For those who thought the lanky American was at his peak during the 2003 worlds in Barcelona or the following year for the Athens Olympics, think again: He's better than ever, at the ripe ol' age of 21.
Phelps shattered the record he set just six weeks ago in Missouri. With the crowd at Rod Laver Arena rooting him on, he surged to the wall nearly two body lengths ahead of anyone else.
Whirling around and flipping up his goggles to get a better look at the scoreboard, Phelps squinted his eyes when the time flashed.
``I shocked myself,'' Phelps said. ``I heard the crowd the last 50 (meters). I didn't know how close I was or how far I was under it. You could tell by the expression on my face. I was shocked.''
In the stands, Bowman had a similar reaction.
Phelps' coach was keeping up with the split times, fully aware he was well below the pace of his previous record-breaking swim. But Bowman didn't truly grasp just how fast his star pupil was going until he glanced at the video board on the final lap.
The red line told it all.
``That was,'' Bowman said, struggling to find the right word, ``interesting.''
For Phelps, it seems like he's a kid again, breaking personal bests _ a.k.a. world records _ in seconds, not fractions of a second.
``I feel like I'm 12 years old, being able to drop more that a second off my best time,'' he said. ``I feel like an age-group swimmer again.''
Phelps can be downright boring when he speaks, rambling on about split times and underwater techniques.
But it's that singular focus that makes him the champion that he is. He gets up every morning thinking about the next swim, not the last one. Then, he blows everyone away.
``When I go into a race, I swim my own race,'' he said. ``I definitely do have competitors. I do have people that I want to race, people I want to beat. But when I get in the water, I'm trying to do a best time. I have to swim my own race to do a best time. I can't swim with someone else.''
No worries, Michael. No one can swim with you.
Just one day earlier, Phelps took down a swimming icon by beating Ian Thorpe's six-year-old record in the 200 free _ in Thorpey's home country, no less.
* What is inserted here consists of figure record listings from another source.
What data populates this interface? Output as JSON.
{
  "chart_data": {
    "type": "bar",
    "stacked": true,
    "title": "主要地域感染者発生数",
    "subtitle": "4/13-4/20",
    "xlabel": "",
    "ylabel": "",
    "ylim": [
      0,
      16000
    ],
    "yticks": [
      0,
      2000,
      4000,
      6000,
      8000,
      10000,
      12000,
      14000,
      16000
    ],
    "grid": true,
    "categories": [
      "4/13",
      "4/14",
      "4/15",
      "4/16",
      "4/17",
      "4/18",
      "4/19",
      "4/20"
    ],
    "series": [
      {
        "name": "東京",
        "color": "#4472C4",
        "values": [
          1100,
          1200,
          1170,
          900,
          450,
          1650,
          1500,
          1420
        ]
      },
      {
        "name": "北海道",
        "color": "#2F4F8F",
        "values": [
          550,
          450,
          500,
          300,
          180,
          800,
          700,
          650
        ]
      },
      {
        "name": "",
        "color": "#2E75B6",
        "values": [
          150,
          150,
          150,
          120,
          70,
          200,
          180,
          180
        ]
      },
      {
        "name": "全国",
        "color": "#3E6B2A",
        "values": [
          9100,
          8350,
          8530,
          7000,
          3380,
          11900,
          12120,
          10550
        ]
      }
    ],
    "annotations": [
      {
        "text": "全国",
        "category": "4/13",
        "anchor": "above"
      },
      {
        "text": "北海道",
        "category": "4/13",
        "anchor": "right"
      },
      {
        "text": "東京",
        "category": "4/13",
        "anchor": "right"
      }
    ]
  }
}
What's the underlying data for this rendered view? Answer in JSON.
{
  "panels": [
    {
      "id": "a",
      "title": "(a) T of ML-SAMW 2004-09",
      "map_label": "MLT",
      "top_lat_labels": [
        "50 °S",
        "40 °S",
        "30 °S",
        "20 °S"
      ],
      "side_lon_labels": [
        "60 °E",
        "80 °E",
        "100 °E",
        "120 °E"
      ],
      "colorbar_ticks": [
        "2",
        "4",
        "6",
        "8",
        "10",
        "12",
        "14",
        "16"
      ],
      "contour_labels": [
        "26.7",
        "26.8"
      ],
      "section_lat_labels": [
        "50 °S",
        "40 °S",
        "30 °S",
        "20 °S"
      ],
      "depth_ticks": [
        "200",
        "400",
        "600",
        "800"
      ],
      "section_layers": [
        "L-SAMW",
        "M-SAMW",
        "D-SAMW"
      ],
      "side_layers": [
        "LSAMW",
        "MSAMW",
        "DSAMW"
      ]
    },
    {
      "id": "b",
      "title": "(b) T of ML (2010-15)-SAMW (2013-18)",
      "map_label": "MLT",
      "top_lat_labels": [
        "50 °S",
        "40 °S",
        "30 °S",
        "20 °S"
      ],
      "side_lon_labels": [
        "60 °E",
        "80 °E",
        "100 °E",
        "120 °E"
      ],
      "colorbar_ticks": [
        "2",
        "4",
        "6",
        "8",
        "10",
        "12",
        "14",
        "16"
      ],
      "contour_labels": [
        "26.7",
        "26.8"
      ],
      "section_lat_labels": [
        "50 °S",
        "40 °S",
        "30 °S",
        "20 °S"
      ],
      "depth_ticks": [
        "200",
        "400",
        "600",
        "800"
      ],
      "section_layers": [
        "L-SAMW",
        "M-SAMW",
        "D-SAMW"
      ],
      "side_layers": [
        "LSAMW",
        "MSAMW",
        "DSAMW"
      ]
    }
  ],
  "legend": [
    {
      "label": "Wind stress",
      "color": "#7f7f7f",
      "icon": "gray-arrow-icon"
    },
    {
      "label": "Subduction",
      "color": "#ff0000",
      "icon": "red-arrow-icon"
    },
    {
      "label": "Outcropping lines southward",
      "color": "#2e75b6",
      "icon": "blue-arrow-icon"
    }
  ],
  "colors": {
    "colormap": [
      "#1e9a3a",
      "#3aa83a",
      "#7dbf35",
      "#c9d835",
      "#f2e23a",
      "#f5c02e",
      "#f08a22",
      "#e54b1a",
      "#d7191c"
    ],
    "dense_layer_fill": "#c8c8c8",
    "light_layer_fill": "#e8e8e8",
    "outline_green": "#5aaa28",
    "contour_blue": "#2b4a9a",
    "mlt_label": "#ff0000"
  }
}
After celebrating with a couple of sleeping pills, he was back at the pool early Wednesday for a preliminary swim in the 200 individual medley.
When he returned in the evening for the 200 butterfly final, but he didn't feel right.
``I actually felt like crap,'' Phelps said. ``I felt horrible in the warmup pool. I said to Bob, `I can still feel my arms from last night.'''
When it counted, Phelps blew everyone away, beating silver medallist Wu Peng of China by 3.04 seconds, an eternity in swimming terms.
``He is simply way too fast, way too fast,'' Wu said through a translator. ``I couldn't see him.''
Phelps was under world-record pace the entire race and extended his lead at every turn. At 100 metres, he dipped 1.65 seconds under his old mark. He stretched it to 1.78 seconds through 150 metres as the Aussie fans cheered louder and louder.
This is reminiscent of Phelps' performance at the 2003 world championships, where he set five world records _ two of them in different events on the same day, a feat no other swimmer had accomplished.
And, of course, Phelps is swimming the same eight events at the world championships as he did at the Athens Olympics, where he won six golds and eight medals overall. The plan in Melbourne is to show Phelps can win all eight and scuttle Mark Spitz's Olympic record _ seven gold medals in 1972 at Munich.
Well, it's three down and five to go.
``He's incredible,'' American teammate Katie Hoff marveled. ``He's just really in his prime right now. I think everyone thought it was at the Olympics or before that. But going to college and stuff, he's just doing some amazing things.''
Phelps had a bit of a letdown after Athens. He was arrested for drunken driving, moved away from home, enrolled at the University of Michigan and tasted the trappings of success. TV appearances. Parades. Even a beauty pageant (he was a judge, not a contestant).
After all that, he returned to what he loves best. The feel of the water against his skin. The burning of the muscles. The chance to touch the wall ahead of everyone else.
Phelps ramped up his training, working out even harder than he did before Athens. He hit the weight room, adding bulk to the shoulders of a sinewy frame that Bowman compares to a missile.
Now, he's doing things that no one has ever done.